Ancistrus multispinis is a species of freshwater ray-finned fish belonging to the family Loricariidae, the suckermouth armoured catfishes, and the subfamily Hypostominae, the suckermouth catfishes. This catfish is endemic to Brazil.

==Taxonomy==
Ancistrus multispinis was first formally described in 2009 by the British ichthyologist Charles Tate Regan with its type locality given as the Humboldt River, the Itapocu River, in the Brazilian state of Santa Catarina. Eschmeyer's Catalog of Fishes classified the genus Ancistrus in the subfamily Hypostominae, the suckermouth catfishes, within the suckermouth armored catfish family Loricariidae. It has also been classified in the tribe Ancistrini by some authorities.

==Etymology==
Ancistrus multispinis is classified in the genus Ancistrus, a name coined by Rudolf Kner but when he proposed the genus Kner did not explain the etymology of the name. It is thought to be from the Greek ágkistron, meaning a "fish hook" or the "hook of a spindle", a reference to the hooked odontodes on the interopercular bone. The specific name, multispinis, means "many thorns", an allusion to the many spines on the interopercular.

==Description==
Ancistrus multispinis reaches a standard length of 14.2 cm. This species has between 20 and 25 spines on the interopercular. Ancistrus species develop soft, bushy tentacles on the snout when sexually mature, these are better developed in the males than they are in females.
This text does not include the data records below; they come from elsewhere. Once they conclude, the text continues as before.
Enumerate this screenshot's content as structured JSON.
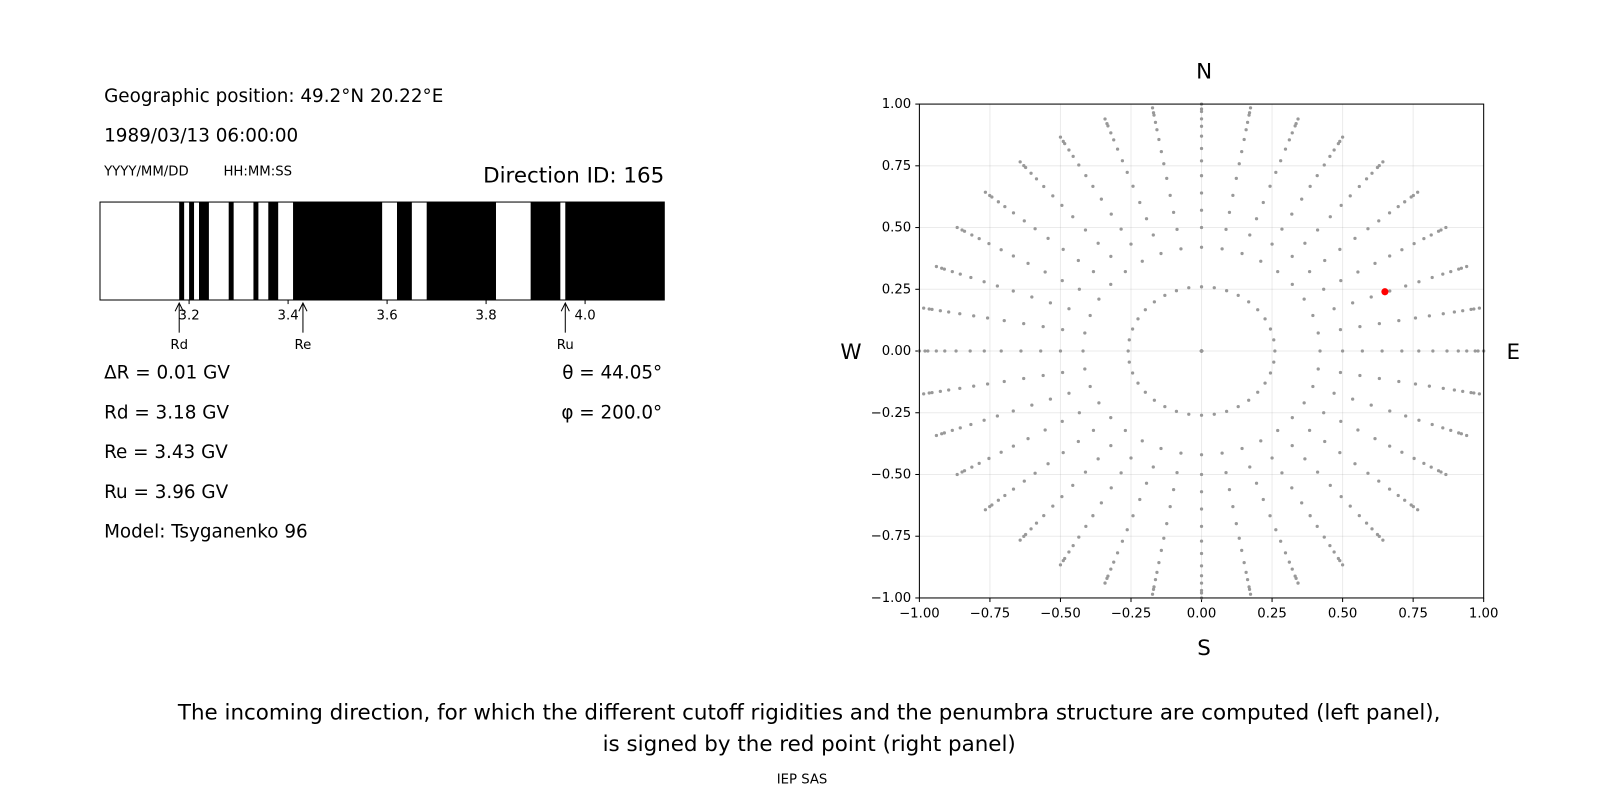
{
  "left_panel": {
    "position": "Geographic position: 49.2°N 20.22°E",
    "datetime": "1989/03/13 06:00:00",
    "date_format": "YYYY/MM/DD",
    "time_format": "HH:MM:SS",
    "direction": "Direction ID: 165",
    "penumbra": {
      "xlim": [
        3.02,
        4.16
      ],
      "xticks": [
        3.2,
        3.4,
        3.6,
        3.8,
        {
          "value": 4,
          "label": "4.0"
        }
      ],
      "allowed_bands": [
        [
          3.02,
          3.18
        ],
        [
          3.19,
          3.2
        ],
        [
          3.21,
          3.22
        ],
        [
          3.24,
          3.28
        ],
        [
          3.29,
          3.33
        ],
        [
          3.34,
          3.36
        ],
        [
          3.38,
          3.41
        ],
        [
          3.59,
          3.62
        ],
        [
          3.65,
          3.68
        ],
        [
          3.82,
          3.89
        ],
        [
          3.95,
          3.96
        ]
      ],
      "markers": [
        {
          "label": "Rd",
          "value": 3.18
        },
        {
          "label": "Re",
          "value": 3.43
        },
        {
          "label": "Ru",
          "value": 3.96
        }
      ]
    },
    "info": [
      "ΔR = 0.01 GV",
      "Rd = 3.18 GV",
      "Re = 3.43 GV",
      "Ru = 3.96 GV",
      "Model: Tsyganenko 96"
    ],
    "angles": [
      "θ = 44.05°",
      "φ = 200.0°"
    ]
  },
  "right_panel": {
    "north": "N",
    "south": "S",
    "west": "W",
    "east": "E",
    "xlim": [
      -1,
      1
    ],
    "ylim": [
      -1,
      1
    ],
    "xticks": [
      {
        "value": -1,
        "label": "−1.00"
      },
      {
        "value": -0.75,
        "label": "−0.75"
      },
      {
        "value": -0.5,
        "label": "−0.50"
      },
      {
        "value": -0.25,
        "label": "−0.25"
      },
      {
        "value": 0,
        "label": "0.00"
      },
      {
        "value": 0.25,
        "label": "0.25"
      },
      {
        "value": 0.5,
        "label": "0.50"
      },
      {
        "value": 0.75,
        "label": "0.75"
      },
      {
        "value": 1,
        "label": "1.00"
      }
    ],
    "yticks": [
      {
        "value": -1,
        "label": "−1.00"
      },
      {
        "value": -0.75,
        "label": "−0.75"
      },
      {
        "value": -0.5,
        "label": "−0.50"
      },
      {
        "value": -0.25,
        "label": "−0.25"
      },
      {
        "value": 0,
        "label": "0.00"
      },
      {
        "value": 0.25,
        "label": "0.25"
      },
      {
        "value": 0.5,
        "label": "0.50"
      },
      {
        "value": 0.75,
        "label": "0.75"
      },
      {
        "value": 1,
        "label": "1.00"
      }
    ],
    "grid": true,
    "grid_color": "#999999",
    "radii": [
      0,
      0.26,
      0.42,
      0.5,
      0.57,
      0.64,
      0.71,
      0.77,
      0.82,
      0.87,
      0.91,
      0.94,
      0.97,
      0.98,
      1.0
    ],
    "azimuths": [
      0,
      10,
      20,
      30,
      40,
      50,
      60,
      70,
      80,
      90,
      100,
      110,
      120,
      130,
      140,
      150,
      160,
      170,
      180,
      190,
      200,
      210,
      220,
      230,
      240,
      250,
      260,
      270,
      280,
      290,
      300,
      310,
      320,
      330,
      340,
      350
    ],
    "selected": {
      "x": 0.65,
      "y": 0.24,
      "color": "#ff0000"
    }
  },
  "caption": [
    "The incoming direction, for which the different cutoff rigidities and the penumbra structure are computed (left panel),",
    "is signed by the red point (right panel)"
  ],
  "footer": "IEP SAS"
}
==Distribution and habitat==
Ancistrus multispinis is endemic to southeastern Brazil where it can be found in the coastal drainages between the Macacu River draiange and the Maquiné River in the states of Rio de Janeiro, Sao Paulo, Paraná, Santa Catarina and Rio Grande do Sul. It is found in stretches with a bed consisting of gravel and pebbles, with the flow determined by rainfall where there are moderate to fast currents.

==Utilisation==
Ancistrus multispinis is part of the aquarium trade. With nocturnal habits, the species has been used in studies on the impacts of deltamethrin on fish blood in Brazil.